Dissolution rate takes this product, according to dissolution method(Chinese Pharmacopoeia two annex X the second methods of C of version in 2010), with water 900ml is dissolution medium, and rotating speed is 50 turns per minute, is operated in accordance with the law, during through 10 minutes, takes solution to filter, according to assay item Under chromatographic condition, precision measures the μ l of subsequent filtrate 20, injects liquid chromatograph, records chromatogram.Suo Feibuwei reference substances separately are taken, Accurately weighed, be dissolved in water and quantify the solution for diluting and being made in every 1ml containing about 0.1mg, is measured in the same method.By external standard method with peak face Product calculates the stripping quantity of every.
【Assay】According to high performance liquid chromatography(Two D of annex V of Chinese Pharmacopoeia version in 2010)Measure.

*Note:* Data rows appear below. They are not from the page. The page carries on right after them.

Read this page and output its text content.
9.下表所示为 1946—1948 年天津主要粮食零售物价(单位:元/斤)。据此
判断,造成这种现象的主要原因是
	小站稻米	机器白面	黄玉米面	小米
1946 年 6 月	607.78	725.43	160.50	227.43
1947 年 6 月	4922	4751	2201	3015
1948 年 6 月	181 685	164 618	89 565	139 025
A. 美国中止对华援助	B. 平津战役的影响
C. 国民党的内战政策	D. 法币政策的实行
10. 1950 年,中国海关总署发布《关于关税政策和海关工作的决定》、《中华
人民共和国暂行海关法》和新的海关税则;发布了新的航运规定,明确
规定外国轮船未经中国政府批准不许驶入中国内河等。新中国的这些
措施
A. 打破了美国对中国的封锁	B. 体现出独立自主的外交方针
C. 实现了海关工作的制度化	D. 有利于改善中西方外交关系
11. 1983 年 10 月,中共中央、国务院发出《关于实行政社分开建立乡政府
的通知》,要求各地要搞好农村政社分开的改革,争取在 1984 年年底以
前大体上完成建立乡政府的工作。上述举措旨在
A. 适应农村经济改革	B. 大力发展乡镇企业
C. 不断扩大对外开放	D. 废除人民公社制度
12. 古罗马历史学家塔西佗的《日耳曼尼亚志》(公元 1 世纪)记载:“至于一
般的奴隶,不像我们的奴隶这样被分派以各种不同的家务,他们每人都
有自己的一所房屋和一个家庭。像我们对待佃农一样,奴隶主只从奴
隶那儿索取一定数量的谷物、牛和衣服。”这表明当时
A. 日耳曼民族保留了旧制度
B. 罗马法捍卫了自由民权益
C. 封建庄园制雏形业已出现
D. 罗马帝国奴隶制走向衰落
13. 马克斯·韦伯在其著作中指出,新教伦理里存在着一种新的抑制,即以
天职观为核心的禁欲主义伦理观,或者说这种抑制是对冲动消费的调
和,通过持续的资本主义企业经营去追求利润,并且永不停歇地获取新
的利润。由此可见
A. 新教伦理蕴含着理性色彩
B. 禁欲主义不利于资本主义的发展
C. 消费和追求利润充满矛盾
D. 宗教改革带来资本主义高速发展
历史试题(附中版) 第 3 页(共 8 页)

Chromatographic condition is filler with octadecylsilane chemically bonded silica with system suitability(4.6 × 250mm, 5 μ m), with water-acetonitrile(60:40)For mobile phase, column temperature is 30 °C, and flow velocity is 1.0ml per minute, Detection wavelength 260nm.It is theoretical Plate number should be not less than 3000 in terms of Suo Feibuwei.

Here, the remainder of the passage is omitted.